Cordero Channel  24×30 acrylic on board. View at Heffel Fine Art Auction House, Vancouver

church at quadra

The Life of a Painting: The Doldrums

I don’t know if this happens to other artists, but I (almost) always experience an unpleasant let down in the middle of a painting. Particularly on a piece as big as this one that can take weeks to finish. I’ve come to refer to this awful time as the mid painting doldrums; days of work go by and there seems to be little if any progress (which is why I haven’t posted lately). It’s at this time I also begin to question whether this is such a great idea for a painting after all. Experience has taught me this is just a product of working on the same thing for a long time: it’s easy to lose your perspective and second guess yourself. Experience has also taught me to hang in there and remain true to your vision, things WILL get better. Just around the corner the painting starts to come together and starts looking really sharp, just the way I pictured it in my head. I can hardly wait……

The Life of a Painting: Choosing Colour

Now comes the time to add colour.
Each picture in this gallery has a caption to explain what going on. Although the painting is coming along this part of the process seems to drag on. Days will go by and it seems that your making no progress – it can get a bit depressing. I call it the mid paining doldrums; you just have to suck it up and work through it.

The Life of a Painting: Under drawing

Now comes the time to start the painting in earnest. My prefered technique is to do a relatively finished under drawing. I call it an under drawing out of habit, but it’s really an under painting. I’m not too fussy about what I use for this – usually I use whatever paint I have left over from the previous painting – as long as I have a dark tone and a light one. In the case of this piece, I’m using black and white gesso.

The object here is to rough in the major elements of the composition, then fine tune them until there’s no more guess work about what goes where. To do this I use a combination of sketches and studies I’ve done and photo reference I’ve taken of the scene.

When I’m done this stage, I have a highly resolved under painting or “cartoon”. And now it’s ready for the next step: adding colour.

The Life of a Painting: Canvas or Board

For me, choosing what to paint on depends on what size the piece will be. For 36×48 and under I prefer Masonite or hardboard. Masonite has a lot going for it: It’s cheap ($12 – $15 for a 48×96 sheet), readily available, and a stable surface to paint on. Anything larger Masonite becomes too wobbly and unstable, it also gets quite heavy.
Over 36×48, canvas is a better choice; it doesn’t bend, it’s light and looks great for multi-paneled pieces. Pre-stretched canvas can be expensive, so I just buy the canvas and stretch it myself. Cheaper, but a lot of prep required.

For this blog I’m using Masonite.

The Life of a Painting: Inspiration

As promised this next series of blogs will document the creation of a painting from beginning to end. I’ve always been curious how other artists work; whether they go through the same ups and downs I seem to experience on every painting I do. I’m fascinated by the creative process and hope this experiment will give a little insight into mine.

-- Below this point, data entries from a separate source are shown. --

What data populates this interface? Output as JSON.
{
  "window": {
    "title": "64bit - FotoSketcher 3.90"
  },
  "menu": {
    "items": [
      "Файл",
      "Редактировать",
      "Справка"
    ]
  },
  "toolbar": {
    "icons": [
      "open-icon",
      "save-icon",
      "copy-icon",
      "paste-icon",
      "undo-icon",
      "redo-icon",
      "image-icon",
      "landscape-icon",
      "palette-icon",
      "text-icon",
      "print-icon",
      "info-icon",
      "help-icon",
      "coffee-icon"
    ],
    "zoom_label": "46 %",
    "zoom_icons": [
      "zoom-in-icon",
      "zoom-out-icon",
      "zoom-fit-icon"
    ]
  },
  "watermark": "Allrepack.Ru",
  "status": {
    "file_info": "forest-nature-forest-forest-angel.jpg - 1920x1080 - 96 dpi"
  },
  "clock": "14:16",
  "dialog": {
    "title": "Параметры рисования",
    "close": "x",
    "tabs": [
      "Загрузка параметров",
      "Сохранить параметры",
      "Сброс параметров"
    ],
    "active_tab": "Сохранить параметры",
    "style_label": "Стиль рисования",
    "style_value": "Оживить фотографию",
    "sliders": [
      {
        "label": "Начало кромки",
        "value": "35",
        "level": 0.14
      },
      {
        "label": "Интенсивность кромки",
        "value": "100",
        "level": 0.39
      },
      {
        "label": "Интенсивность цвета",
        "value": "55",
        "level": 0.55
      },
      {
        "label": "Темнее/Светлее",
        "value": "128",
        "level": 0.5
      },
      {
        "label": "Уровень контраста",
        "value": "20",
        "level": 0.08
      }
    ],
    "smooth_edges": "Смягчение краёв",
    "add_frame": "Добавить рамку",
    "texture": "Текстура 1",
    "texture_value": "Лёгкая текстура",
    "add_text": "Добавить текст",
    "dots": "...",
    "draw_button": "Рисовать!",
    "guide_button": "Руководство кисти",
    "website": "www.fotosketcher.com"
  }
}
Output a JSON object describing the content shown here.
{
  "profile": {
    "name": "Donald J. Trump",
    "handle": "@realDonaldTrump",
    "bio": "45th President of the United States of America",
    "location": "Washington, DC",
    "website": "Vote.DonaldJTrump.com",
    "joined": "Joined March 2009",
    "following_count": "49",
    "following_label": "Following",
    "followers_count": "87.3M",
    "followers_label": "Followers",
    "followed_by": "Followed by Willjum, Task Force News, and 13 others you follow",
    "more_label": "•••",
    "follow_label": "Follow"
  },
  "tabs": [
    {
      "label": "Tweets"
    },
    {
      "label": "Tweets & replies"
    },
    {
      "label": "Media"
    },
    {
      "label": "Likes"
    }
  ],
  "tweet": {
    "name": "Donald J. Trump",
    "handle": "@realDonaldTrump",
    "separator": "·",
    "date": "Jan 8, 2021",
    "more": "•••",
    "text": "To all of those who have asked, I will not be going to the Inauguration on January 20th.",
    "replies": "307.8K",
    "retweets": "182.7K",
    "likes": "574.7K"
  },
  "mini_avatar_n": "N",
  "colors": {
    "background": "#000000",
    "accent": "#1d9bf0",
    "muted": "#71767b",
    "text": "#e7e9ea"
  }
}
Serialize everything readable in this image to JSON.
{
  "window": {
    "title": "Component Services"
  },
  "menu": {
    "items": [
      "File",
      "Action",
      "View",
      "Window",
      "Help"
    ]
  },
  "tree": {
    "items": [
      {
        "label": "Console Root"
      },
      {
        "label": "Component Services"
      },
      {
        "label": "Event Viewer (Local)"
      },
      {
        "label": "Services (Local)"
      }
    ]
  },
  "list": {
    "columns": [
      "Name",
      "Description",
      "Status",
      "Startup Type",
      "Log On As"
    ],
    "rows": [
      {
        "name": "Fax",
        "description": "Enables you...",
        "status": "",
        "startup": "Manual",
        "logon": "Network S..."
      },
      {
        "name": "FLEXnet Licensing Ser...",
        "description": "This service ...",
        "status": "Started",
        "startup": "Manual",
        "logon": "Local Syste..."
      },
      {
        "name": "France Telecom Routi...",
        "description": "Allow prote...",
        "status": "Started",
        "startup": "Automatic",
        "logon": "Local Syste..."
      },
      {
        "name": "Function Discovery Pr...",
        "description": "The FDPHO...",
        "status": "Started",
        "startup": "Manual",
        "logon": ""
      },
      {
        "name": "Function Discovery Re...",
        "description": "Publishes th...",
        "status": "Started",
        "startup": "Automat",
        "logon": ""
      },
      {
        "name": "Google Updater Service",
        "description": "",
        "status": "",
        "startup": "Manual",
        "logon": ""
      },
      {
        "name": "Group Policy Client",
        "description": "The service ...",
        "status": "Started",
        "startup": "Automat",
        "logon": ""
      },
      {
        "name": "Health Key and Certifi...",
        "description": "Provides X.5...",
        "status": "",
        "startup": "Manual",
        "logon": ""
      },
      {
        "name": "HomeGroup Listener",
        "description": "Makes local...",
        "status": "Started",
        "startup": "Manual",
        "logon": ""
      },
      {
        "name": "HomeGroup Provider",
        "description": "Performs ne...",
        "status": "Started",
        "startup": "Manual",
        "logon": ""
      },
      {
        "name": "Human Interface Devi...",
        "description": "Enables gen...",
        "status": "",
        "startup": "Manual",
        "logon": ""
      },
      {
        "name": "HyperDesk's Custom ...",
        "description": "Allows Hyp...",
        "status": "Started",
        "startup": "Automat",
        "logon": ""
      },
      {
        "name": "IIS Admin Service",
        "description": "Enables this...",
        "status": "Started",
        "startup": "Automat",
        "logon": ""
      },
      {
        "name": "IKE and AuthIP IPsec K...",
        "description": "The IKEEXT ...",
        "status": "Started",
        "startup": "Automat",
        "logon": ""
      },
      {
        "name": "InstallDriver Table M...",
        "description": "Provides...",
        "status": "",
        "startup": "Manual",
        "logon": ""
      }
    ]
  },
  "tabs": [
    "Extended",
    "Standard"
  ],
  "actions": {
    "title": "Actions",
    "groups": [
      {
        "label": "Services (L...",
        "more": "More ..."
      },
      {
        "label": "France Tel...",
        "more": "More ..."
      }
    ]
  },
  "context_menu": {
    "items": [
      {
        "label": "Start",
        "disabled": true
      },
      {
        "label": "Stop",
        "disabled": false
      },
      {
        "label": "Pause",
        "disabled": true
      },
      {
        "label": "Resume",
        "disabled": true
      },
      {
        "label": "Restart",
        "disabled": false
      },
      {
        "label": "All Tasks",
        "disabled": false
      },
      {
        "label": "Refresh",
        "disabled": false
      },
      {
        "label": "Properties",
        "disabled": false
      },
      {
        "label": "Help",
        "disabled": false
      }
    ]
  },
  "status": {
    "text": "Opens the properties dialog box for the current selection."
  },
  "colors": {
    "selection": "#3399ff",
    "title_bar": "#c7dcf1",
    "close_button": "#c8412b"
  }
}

There is always some spark of an idea that germinates and grows in my mind until I have a pretty clear idea of what I want to do. That spark can be something I’ve seen, or dreamed, or remembered, and often the work of another artist will inspire me as well. In the case of this particular piece, it came at the suggestion of a friend to revisit a place I have painted at before. In fact 20 years before! The thought of reinterpreting this location as a much different artist seemed a cool idea.